Bret Kenwell at eToro:

In-line, in-line, in-line. The Fed delivered exactly what the market was expecting.

Will we see a classic “sell the news” reaction to the Fed announcement, particularly in the seasonally weak month of September? While markets could use a breather, bulls will likely line up to “buy the dip” provided that the economy avoids a recession and earnings expectations continue higher.

Ryan Detrick at Carson Group:

The door is open to more cuts later this year, but it is clear they are now more worried about the slowing labour market than inflation. All in all, today’s news didn’t rock the boat and there were no curve balls.

Gina Bolvin at Bolvin Wealth Management Group:

The Fed’s 25 basis point cut is a clear signal: the softening labour market and stubborn inflation have pushed policymakers to act — but gradually. This isn’t a pivot, it’s a measured step.

For more stories about where money flows, click here for Capital Section

For investors, this means modest rate relief, not fireworks. Rate-sensitive sectors like housing and consumer discretionary may benefit, but caution remains key. The Fed is walking a fine line, and upcoming inflation and jobs data will determine what comes next.

Peter Tchir at Academy Securities:

Everyone is just trying to digest things. A lot of algos are whipping things around. It does seem that a lot of dovishness was already priced in.
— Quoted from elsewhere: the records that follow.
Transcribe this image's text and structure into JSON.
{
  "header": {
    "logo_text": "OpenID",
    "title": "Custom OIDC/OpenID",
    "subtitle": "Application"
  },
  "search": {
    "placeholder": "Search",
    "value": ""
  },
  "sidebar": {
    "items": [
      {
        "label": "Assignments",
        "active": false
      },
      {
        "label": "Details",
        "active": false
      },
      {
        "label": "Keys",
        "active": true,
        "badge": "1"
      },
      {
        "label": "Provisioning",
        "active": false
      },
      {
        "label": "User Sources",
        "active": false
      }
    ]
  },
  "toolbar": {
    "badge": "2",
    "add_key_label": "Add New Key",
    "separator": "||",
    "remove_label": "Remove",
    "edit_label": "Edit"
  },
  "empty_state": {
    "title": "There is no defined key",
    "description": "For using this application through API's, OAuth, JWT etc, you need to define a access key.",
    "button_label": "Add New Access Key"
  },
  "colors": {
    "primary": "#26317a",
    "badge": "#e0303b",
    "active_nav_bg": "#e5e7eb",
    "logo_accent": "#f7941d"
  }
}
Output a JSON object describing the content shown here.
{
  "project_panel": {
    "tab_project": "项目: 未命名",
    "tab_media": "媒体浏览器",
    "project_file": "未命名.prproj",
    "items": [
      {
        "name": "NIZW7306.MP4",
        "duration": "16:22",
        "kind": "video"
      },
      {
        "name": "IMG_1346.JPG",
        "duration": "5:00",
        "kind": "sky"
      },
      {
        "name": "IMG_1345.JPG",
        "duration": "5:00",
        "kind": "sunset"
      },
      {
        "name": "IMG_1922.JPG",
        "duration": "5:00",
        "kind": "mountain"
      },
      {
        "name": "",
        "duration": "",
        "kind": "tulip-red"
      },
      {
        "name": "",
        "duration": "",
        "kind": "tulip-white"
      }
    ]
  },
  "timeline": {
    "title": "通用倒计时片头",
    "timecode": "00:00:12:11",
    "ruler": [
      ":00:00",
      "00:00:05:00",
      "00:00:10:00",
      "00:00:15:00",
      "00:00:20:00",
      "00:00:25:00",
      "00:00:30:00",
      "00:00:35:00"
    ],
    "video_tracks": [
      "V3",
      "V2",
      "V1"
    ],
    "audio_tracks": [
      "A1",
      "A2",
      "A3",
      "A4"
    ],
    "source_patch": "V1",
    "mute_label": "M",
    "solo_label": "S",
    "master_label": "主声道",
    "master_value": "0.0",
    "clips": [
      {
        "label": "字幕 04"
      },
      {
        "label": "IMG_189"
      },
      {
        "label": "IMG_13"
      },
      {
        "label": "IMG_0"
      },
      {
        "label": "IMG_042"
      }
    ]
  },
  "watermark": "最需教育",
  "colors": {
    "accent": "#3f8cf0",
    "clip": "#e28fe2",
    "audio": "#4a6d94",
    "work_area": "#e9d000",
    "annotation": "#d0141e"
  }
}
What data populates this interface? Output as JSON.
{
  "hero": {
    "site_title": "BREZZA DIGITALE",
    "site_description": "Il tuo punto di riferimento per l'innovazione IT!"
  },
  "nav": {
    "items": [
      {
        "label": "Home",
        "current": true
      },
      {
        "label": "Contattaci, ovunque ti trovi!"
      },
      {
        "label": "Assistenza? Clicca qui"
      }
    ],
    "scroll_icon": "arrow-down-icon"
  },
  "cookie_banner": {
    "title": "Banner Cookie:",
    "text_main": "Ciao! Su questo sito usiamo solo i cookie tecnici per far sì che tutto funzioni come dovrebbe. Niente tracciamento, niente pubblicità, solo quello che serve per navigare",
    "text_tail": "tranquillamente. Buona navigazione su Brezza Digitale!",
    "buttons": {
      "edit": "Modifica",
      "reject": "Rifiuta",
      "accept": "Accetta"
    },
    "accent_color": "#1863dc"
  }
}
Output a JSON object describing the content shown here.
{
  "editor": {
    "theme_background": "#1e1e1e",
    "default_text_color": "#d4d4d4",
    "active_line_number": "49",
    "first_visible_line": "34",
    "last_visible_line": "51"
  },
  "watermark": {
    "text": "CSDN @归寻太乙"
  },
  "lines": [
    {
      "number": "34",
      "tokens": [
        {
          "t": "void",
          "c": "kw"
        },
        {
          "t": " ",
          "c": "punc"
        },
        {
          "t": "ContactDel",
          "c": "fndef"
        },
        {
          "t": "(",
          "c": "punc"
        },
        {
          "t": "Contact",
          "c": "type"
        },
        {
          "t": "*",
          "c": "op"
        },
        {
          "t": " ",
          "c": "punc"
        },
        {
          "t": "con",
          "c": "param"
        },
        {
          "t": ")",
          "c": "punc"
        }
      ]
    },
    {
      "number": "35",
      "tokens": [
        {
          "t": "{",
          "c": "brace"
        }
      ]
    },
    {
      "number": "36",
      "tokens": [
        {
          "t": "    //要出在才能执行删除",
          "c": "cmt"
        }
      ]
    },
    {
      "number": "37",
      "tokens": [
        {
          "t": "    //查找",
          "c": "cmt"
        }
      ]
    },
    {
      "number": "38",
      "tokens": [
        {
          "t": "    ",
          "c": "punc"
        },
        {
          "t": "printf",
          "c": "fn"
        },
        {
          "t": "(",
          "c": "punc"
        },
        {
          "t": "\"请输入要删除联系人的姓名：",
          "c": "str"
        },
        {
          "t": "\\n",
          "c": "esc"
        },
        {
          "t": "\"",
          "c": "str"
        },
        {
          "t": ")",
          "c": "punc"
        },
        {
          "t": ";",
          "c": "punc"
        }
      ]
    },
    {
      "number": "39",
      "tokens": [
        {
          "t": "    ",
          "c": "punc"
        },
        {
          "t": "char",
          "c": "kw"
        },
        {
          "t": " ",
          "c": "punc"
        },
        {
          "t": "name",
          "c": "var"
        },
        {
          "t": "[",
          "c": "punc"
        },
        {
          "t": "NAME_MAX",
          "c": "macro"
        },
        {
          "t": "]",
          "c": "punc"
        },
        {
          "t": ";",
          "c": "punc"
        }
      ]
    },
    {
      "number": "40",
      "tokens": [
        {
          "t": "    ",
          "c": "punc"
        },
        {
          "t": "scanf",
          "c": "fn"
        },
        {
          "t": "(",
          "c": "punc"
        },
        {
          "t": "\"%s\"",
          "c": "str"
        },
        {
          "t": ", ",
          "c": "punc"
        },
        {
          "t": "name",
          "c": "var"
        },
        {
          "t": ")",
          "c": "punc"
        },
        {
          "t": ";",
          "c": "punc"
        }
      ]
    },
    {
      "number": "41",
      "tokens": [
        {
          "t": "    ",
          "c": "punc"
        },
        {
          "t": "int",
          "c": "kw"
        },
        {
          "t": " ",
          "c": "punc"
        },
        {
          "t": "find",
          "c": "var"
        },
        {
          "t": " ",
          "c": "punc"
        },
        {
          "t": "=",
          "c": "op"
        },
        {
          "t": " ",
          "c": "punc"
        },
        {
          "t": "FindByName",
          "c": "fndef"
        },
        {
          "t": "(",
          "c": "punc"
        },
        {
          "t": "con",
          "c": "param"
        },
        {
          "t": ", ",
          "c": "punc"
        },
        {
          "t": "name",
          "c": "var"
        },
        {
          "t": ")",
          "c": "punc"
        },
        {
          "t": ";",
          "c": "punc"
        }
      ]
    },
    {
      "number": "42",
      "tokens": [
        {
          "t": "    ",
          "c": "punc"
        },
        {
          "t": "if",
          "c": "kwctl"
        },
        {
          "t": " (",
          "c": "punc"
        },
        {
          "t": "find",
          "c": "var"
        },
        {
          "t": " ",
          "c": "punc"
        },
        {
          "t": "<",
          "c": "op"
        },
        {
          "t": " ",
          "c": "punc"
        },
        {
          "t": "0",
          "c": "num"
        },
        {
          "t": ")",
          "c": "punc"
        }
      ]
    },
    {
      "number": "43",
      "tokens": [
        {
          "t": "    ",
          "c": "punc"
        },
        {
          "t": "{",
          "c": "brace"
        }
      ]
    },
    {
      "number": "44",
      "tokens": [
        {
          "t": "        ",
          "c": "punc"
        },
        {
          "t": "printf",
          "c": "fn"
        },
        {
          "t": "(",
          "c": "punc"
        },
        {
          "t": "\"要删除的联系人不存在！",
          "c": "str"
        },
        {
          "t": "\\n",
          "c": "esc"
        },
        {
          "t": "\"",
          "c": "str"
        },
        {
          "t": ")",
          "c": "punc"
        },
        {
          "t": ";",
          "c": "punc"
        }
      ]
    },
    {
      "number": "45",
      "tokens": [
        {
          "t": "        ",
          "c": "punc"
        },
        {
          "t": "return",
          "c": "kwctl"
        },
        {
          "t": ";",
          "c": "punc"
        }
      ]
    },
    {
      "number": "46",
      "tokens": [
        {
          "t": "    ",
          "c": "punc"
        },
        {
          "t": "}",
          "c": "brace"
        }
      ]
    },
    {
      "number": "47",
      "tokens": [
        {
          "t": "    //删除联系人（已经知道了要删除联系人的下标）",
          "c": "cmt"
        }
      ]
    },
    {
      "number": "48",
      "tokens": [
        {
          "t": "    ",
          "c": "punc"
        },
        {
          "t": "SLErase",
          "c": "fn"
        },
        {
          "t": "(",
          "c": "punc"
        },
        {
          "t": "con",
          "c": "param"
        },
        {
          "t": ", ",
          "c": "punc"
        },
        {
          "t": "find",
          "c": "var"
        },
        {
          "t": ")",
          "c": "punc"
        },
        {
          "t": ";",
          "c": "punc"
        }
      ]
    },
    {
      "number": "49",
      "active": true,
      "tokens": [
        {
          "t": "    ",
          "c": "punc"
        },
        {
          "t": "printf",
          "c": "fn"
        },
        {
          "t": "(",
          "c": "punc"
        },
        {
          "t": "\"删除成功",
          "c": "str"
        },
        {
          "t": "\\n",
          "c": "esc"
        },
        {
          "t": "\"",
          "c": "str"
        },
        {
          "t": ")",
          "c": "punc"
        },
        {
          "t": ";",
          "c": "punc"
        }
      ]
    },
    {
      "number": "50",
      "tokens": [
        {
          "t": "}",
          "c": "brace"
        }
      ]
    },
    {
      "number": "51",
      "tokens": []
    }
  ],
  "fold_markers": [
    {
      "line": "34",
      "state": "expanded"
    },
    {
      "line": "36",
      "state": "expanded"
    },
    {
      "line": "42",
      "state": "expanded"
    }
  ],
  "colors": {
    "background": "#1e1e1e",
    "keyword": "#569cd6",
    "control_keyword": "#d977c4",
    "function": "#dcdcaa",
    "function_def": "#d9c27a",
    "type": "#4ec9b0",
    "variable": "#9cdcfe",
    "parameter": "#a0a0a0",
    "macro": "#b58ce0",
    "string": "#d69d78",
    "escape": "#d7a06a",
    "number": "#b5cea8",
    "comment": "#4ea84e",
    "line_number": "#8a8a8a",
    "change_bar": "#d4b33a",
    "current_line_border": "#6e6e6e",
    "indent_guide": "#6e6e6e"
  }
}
Christian Chan at AssetMark:

The dovish tone of the statement gave way to a more balanced message in the press conference during which Powell highlighted the risk that tariff-related inflation could be more than a one-time event.

Overall, today’s Fed action could be viewed as a “goldilocks” move for the markets – growth expectations higher, the Fed is very aware of the risks to both the labour market and inflation, more rate cuts to come.

Ronald Temple at Lazard:

Investors should beware of taking the “dot plot” to the bank, as this is clearly an FOMC where the policy path is still unclear and where rising inflation could lead to a very different outlook in the months ahead.

Steve Wyett at BOK Financial:

Overall this move by the Fed was widely expected. So it is not surprising the market reaction in stocks and bonds is a bit muted.

Powell’s tone and words in his press conference do indicate this was more a defensive move to avoid more weakness in the labor market and not one designed to spur a lot more growth. We think growth will be fine anyway.

Dan Siluk at Janus Henderson Investors:

The dot plot now implies two more cuts this year, but Powell downplayed its significance, framing the outlook as “more balanced” rather than decisively tilted toward labor market risks.

Markets may welcome the easing bias, but the messaging remains nuanced and far from a full pivot.

Eric Teal at Comerica Wealth Management:

Monetary policy actions were in line with our expectations with additional stimulus on the horizon. We are watching long rates closely as we anticipate the yield curve will steepen which bodes well for value-oriented sectors and smaller companies as the market broadens out.

Jim Baird at Plante Moran Financial Advisors:

For now, boosting labour conditions is taking centre stage. The path back to 2% inflation continues to lengthen, and the Fed’s dovish announcement today sends a clear message that they’re willing to live with moderately elevated inflation in the near term.

Luis Alvarado at Wells Fargo Investment Institute:

The restart of the rate cycle had been priced in the bond market expectations well in advance.

The threat of having both inflation and unemployment rising simultaneously continues to create a big headache for the Fed’s interest rate policy.

Under this level of uncertainty, we believe fixed-income investors may benefit from being exposed to the intermediate portion of the curve (3-7 year maturities), striking the best balance between attractive yield and less sensitivity to potential interest rate risk.

Jeff Roach at LPL Financial:

Investors are taking this decision in stride. As the risks to labour markets rise, we should expect further cuts in October and December.

Simon Dangoor at Goldman Sachs Asset Management:

The skew of the dot plot indicates that the Fed is likely to deliver 25bp cuts in October and December on top of today’s reduction. It would take a significant upside surprise in inflation or labour market rebound to take the Fed off its current easing trajectory.